# /var/log/messages spam from the kernel

## Ahnilated

Hello everyone,

I am having an issue and would like to know if anyone else is seeing this.  I keep getting the following message in /var/log/messages:

"Aug  8 16:13:50 (server removed) kernel: [246700.376529] w83627ehf w83627ehf.656: Increasing fan3 clock divider from 32 to 64"

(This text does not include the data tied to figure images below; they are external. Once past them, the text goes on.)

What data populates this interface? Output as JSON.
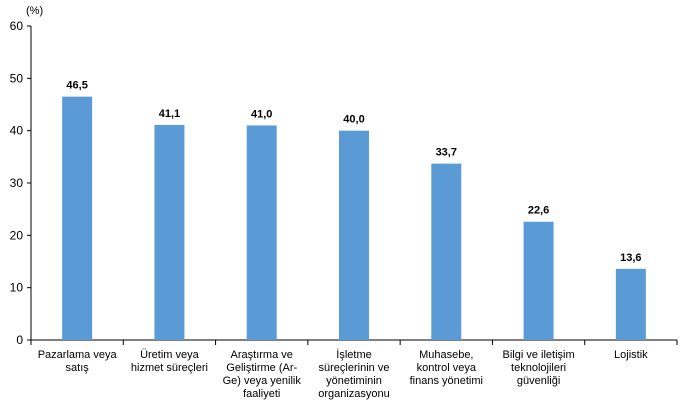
{
  "chart_data": {
    "type": "bar",
    "unit_label": "(%)",
    "categories": [
      [
        "Pazarlama veya",
        "satış"
      ],
      [
        "Üretim veya",
        "hizmet süreçleri"
      ],
      [
        "Araştırma ve",
        "Geliştirme (Ar-",
        "Ge) veya yenilik",
        "faaliyeti"
      ],
      [
        "İşletme",
        "süreçlerinin ve",
        "yönetiminin",
        "organizasyonu"
      ],
      [
        "Muhasebe,",
        "kontrol veya",
        "finans yönetimi"
      ],
      [
        "Bilgi ve iletişim",
        "teknolojileri",
        "güvenliği"
      ],
      [
        "Lojistik"
      ]
    ],
    "values": [
      46.5,
      41.1,
      41.0,
      40.0,
      33.7,
      22.6,
      13.6
    ],
    "data_labels": [
      "46,5",
      "41,1",
      "41,0",
      "40,0",
      "33,7",
      "22,6",
      "13,6"
    ],
    "yticks": [
      0,
      10,
      20,
      30,
      40,
      50,
      60
    ],
    "ylim": [
      0,
      60
    ],
    "grid": false,
    "bar_color": "#5b9bd5"
  }
}
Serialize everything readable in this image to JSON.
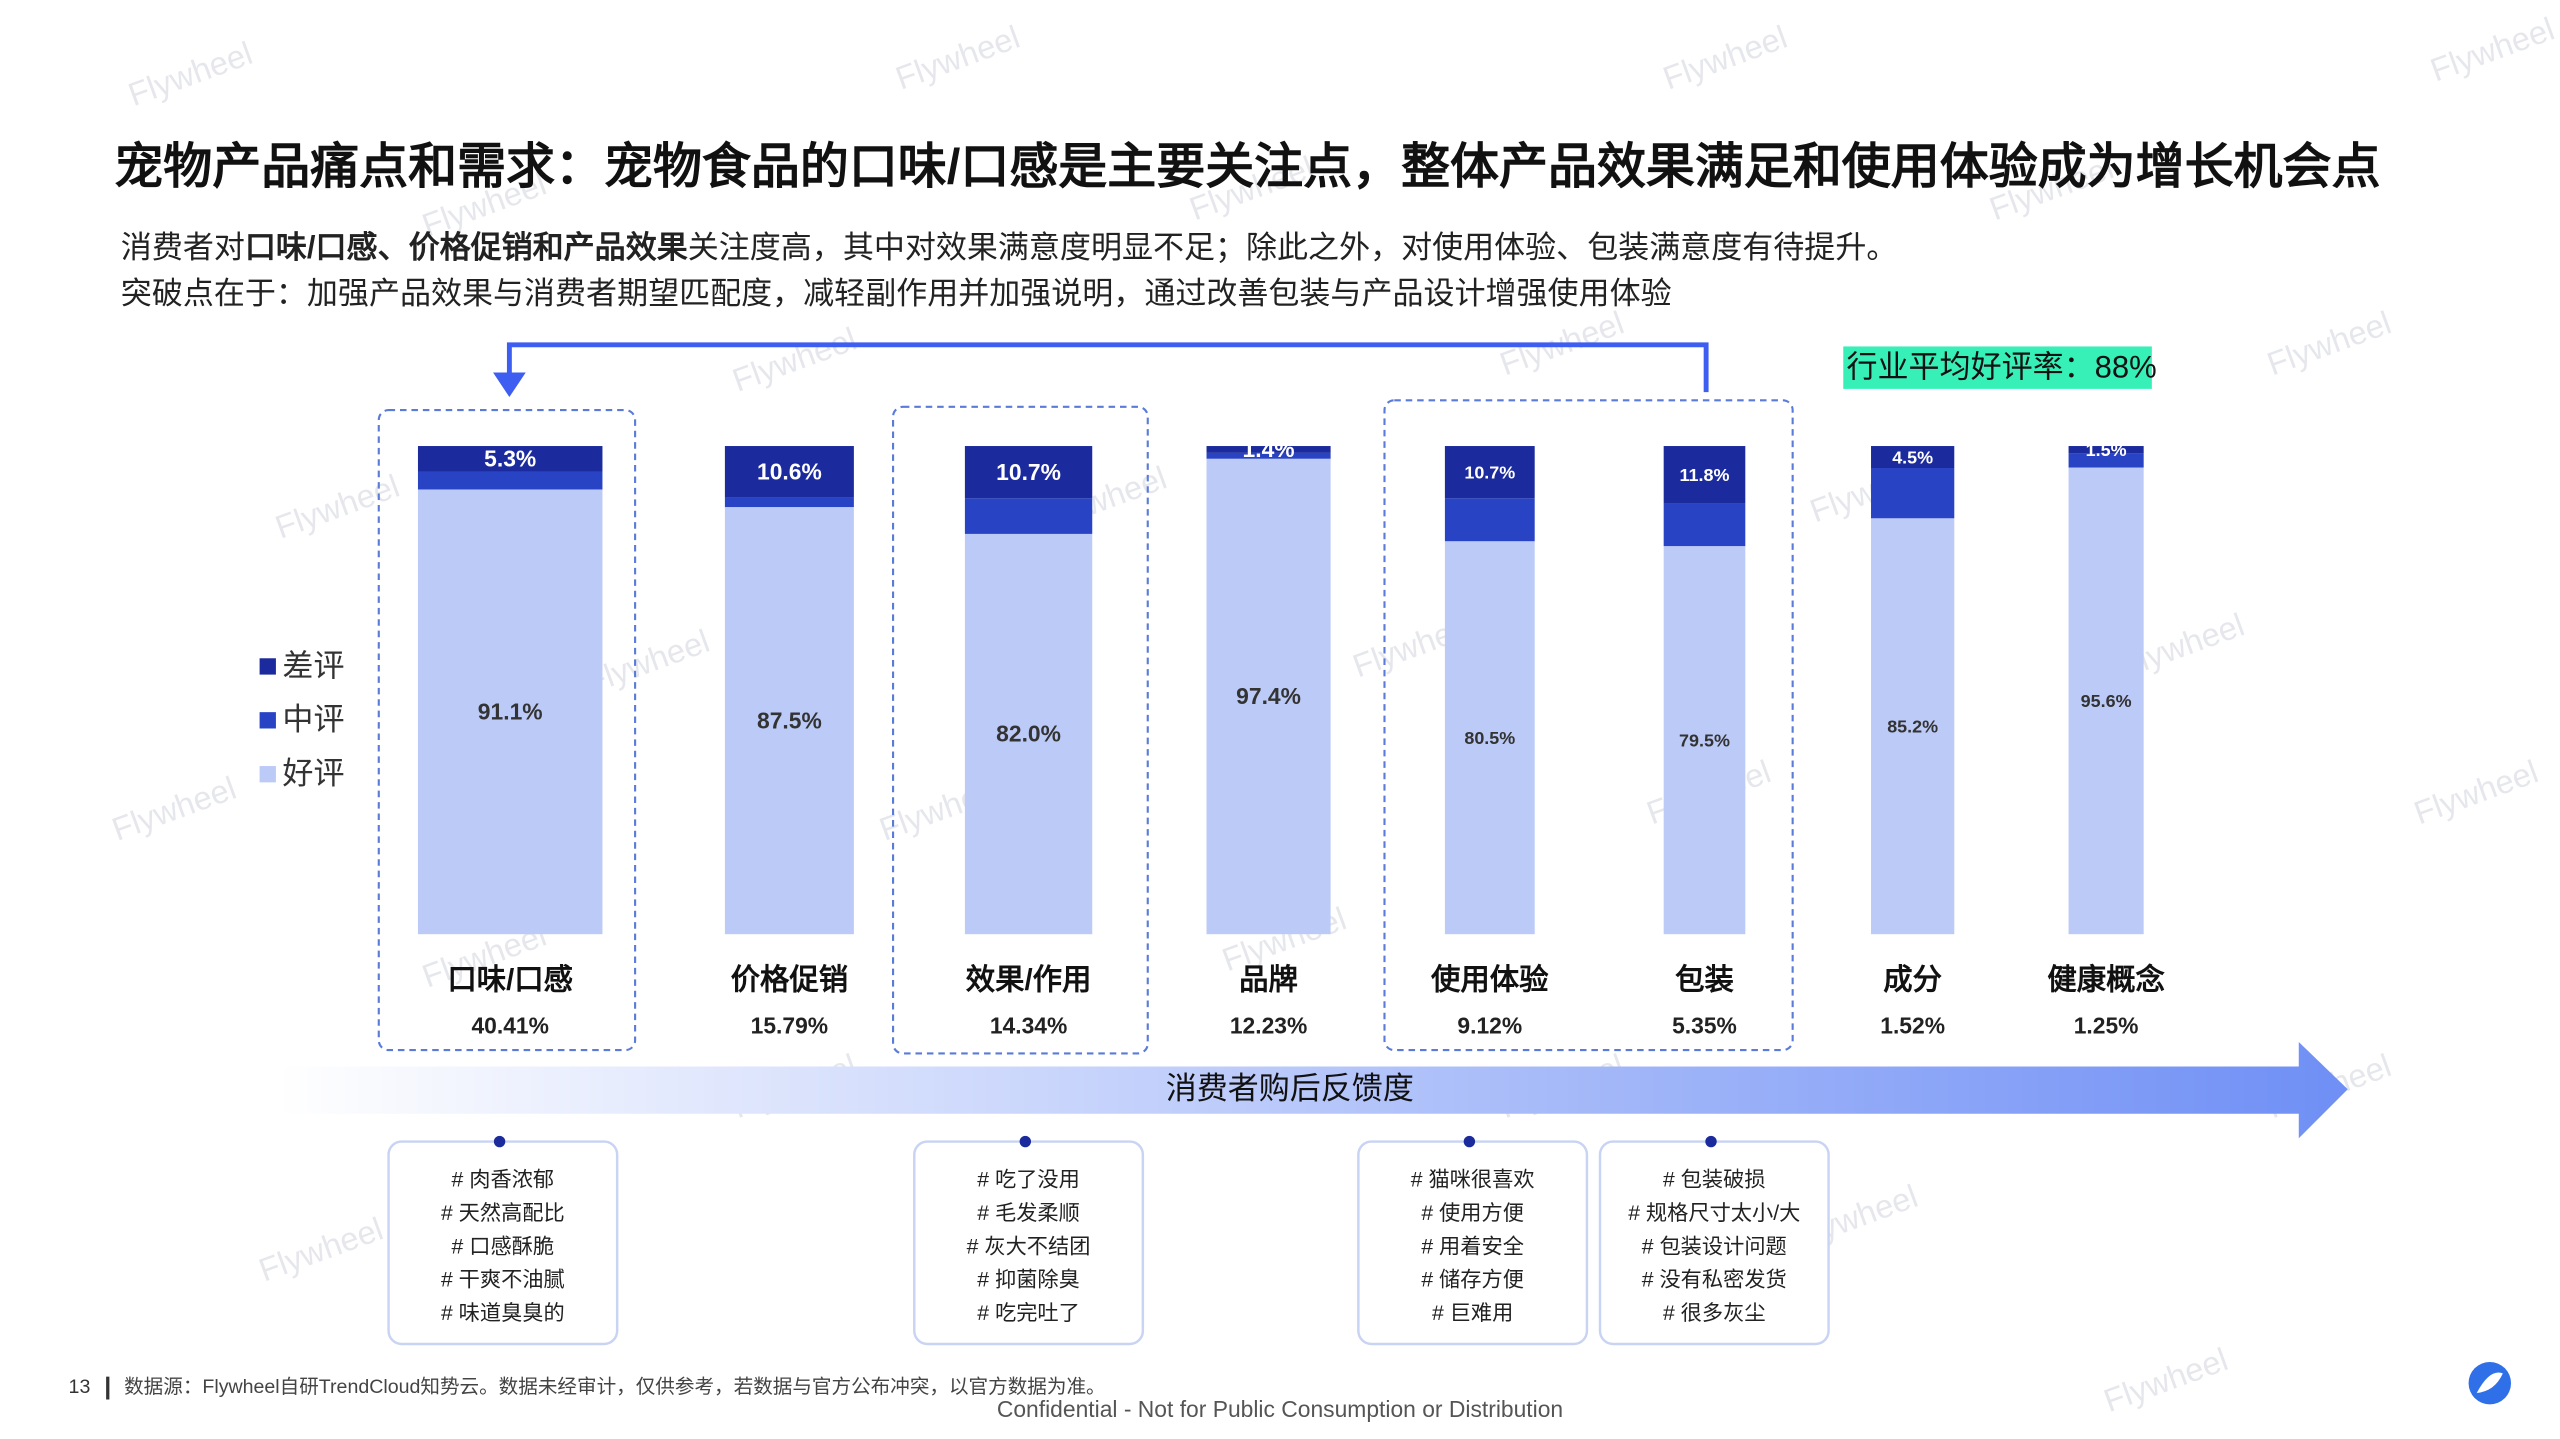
{
  "title": "宠物产品痛点和需求：宠物食品的口味/口感是主要关注点，整体产品效果满足和使用体验成为增长机会点",
  "subtitle": {
    "line1": [
      "消费者对",
      "口味/口感、价格促销和产品效果",
      "关注度高，其中对效果满意度明显不足；除此之外，对使用体验、包装满意度有待提升。"
    ],
    "line2": "突破点在于：加强产品效果与消费者期望匹配度，减轻副作用并加强说明，通过改善包装与产品设计增强使用体验"
  },
  "chart_data": {
    "type": "bar",
    "stacked": true,
    "categories": [
      "口味/口感",
      "价格促销",
      "效果/作用",
      "品牌",
      "使用体验",
      "包装",
      "成分",
      "健康概念"
    ],
    "share_labels": [
      "40.41%",
      "15.79%",
      "14.34%",
      "12.23%",
      "9.12%",
      "5.35%",
      "1.52%",
      "1.25%"
    ],
    "series": [
      {
        "name": "差评",
        "color": "#1b2b9e",
        "values": [
          5.3,
          10.6,
          10.7,
          1.4,
          10.7,
          11.8,
          4.5,
          1.5
        ],
        "value_labels": [
          "5.3%",
          "10.6%",
          "10.7%",
          "1.4%",
          "10.7%",
          "11.8%",
          "4.5%",
          "1.5%"
        ]
      },
      {
        "name": "中评",
        "color": "#2843c4",
        "values": [
          3.6,
          1.9,
          7.3,
          1.2,
          8.8,
          8.7,
          10.3,
          2.9
        ]
      },
      {
        "name": "好评",
        "color": "#bccaf7",
        "values": [
          91.1,
          87.5,
          82.0,
          97.4,
          80.5,
          79.5,
          85.2,
          95.6
        ],
        "value_labels": [
          "91.1%",
          "87.5%",
          "82.0%",
          "97.4%",
          "80.5%",
          "79.5%",
          "85.2%",
          "95.6%"
        ]
      }
    ],
    "ylim": [
      0,
      100
    ],
    "legend": "left",
    "annotation": "行业平均好评率：88%",
    "axis_label": "消费者购后反馈度"
  },
  "tags": [
    [
      "# 肉香浓郁",
      "# 天然高配比",
      "# 口感酥脆",
      "# 干爽不油腻",
      "# 味道臭臭的"
    ],
    [
      "# 吃了没用",
      "# 毛发柔顺",
      "# 灰大不结团",
      "# 抑菌除臭",
      "# 吃完吐了"
    ],
    [
      "# 猫咪很喜欢",
      "# 使用方便",
      "# 用着安全",
      "# 储存方便",
      "# 巨难用"
    ],
    [
      "# 包装破损",
      "# 规格尺寸太小/大",
      "# 包装设计问题",
      "# 没有私密发货",
      "# 很多灰尘"
    ]
  ],
  "footer": {
    "page": "13",
    "source": "数据源：Flywheel自研TrendCloud知势云。数据未经审计，仅供参考，若数据与官方公布冲突，以官方数据为准。",
    "confidential": "Confidential - Not for Public Consumption or Distribution"
  },
  "watermark": "Flywheel"
}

I get this spammed every 5 seconds into the messages file and I would like to remove it or block it.  I am using the 2.6.39-r3 kernel currently.  With this filling up the log file it makes it tough to find people trying to use postfix as a relay and blocking them.  I am not sure if this is coming from the ACPI functions in the kernel or not.  I guess I could rebuild the kernel and find out if the message goes away.

TIA,

Ahnilated

----------

## Hu

As suggested by the name, this message comes from drivers/hwmon/w83627ehf.c.  Since it is written by a dev_dbg statement, I would not expect it to appear in a production kernel.  What is your kernel dmesg verbosity level?

----------

## Ahnilated

 *Hu wrote:*   

> As suggested by the name, this message comes from drivers/hwmon/w83627ehf.c.  Since it is written by a dev_dbg statement, I would not expect it to appear in a production kernel.  What is your kernel dmesg verbosity level?

 

I am not sure how to check this.

Ahnilated

----------

## Ahnilated

I removed that driver and now the messages have stopped.  I don't really need it being my motherboard controls the fan speeds.  So thanks for the help.

Ahnilated

----------